Force-Fire  
[Antidote to the ills of our age]


IMG_6928LR.jpg

2015
An action for the Opening of Helmsdale Highland Games

Force-fire or Teine-éiginn was a folklore ritual used in the Scottish Highlands, which was believed to be an antidote to bewitching, plague and murrain [infectious disease in cattle and sheep]. When struck by these ills, the whole parish would extinguish every single fire and gather together, working in teams doing shifts they would generate fire by friction. From this new “clean” fire embers would be distributed to relight all the hearths in the Parish so warding off the evils. The custom died out around the time of the Highland Clearances with one of the last recorded Force-fires in Helmsdale in 1818.
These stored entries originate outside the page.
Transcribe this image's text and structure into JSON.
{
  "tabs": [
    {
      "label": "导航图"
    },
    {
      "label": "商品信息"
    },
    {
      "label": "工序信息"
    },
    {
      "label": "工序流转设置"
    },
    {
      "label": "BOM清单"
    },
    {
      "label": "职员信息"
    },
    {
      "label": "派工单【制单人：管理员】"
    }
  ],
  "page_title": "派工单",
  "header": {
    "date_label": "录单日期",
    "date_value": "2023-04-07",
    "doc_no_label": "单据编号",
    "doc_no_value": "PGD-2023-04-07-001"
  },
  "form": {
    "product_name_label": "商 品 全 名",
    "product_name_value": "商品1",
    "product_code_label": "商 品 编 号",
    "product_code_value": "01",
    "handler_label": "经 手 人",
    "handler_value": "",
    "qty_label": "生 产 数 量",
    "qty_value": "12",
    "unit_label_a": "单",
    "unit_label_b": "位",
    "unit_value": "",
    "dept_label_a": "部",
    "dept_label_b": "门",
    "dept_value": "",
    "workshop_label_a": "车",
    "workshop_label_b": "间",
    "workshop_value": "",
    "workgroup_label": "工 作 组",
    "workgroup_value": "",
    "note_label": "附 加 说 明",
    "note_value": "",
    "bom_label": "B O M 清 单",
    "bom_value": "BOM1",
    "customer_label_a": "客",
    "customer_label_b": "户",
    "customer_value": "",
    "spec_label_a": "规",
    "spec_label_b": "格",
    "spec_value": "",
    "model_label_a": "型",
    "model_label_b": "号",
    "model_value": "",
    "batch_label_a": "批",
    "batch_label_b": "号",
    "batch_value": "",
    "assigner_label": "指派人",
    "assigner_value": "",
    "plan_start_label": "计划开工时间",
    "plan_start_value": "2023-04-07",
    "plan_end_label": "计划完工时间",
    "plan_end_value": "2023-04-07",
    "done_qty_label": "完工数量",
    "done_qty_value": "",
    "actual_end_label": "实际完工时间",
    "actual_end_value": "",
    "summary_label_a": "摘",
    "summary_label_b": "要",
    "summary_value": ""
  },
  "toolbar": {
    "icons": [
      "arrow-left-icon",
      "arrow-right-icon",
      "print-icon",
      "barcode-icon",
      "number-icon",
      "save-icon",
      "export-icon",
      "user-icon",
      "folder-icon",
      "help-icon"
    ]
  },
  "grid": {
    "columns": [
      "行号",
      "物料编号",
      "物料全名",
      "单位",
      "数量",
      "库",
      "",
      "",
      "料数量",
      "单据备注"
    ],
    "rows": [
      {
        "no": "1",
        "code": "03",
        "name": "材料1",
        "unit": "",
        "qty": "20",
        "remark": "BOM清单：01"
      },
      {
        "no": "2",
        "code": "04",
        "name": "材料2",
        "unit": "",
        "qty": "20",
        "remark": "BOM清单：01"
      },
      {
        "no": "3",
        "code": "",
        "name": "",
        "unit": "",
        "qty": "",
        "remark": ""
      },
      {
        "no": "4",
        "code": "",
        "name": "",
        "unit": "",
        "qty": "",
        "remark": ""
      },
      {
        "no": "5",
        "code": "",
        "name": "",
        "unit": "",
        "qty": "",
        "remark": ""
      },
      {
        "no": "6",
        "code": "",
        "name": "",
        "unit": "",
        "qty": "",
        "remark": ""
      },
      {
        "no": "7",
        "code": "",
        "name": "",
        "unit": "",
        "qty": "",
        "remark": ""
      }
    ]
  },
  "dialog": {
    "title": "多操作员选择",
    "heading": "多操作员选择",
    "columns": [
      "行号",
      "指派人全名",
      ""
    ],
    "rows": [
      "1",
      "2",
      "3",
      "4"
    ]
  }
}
Using rough hewn timber Tim Knowles constructed a contemporary Force-fire device which was employed by participants from the community and games visitors to create fire as the opening of the 2015 Highland games. The event was not a historic re-enactment but rather a contemporary reworking and from this newly kindled ember a fire was lit that burnt for the duration of the game, the games audience were then invited to burn inscriptions describing contemporary ills.


FFPullingLR.jpg    FFremovinEmberLR.jpg

Force-fire serves as an antidote for the ills of our age both in it's construction by the artist working outside with hand tools and simple methods to construct a large, robust object which then functions both as a sculpture and a mechanism to bring the community together in a combined, collaborative, communal, effort to create fire by friction. The ritual of the burning of ills invites people to consider the problems facing contemporary society and our world and in their naming [and burning] to make a gesture to rid ourselves of these contemporary evils.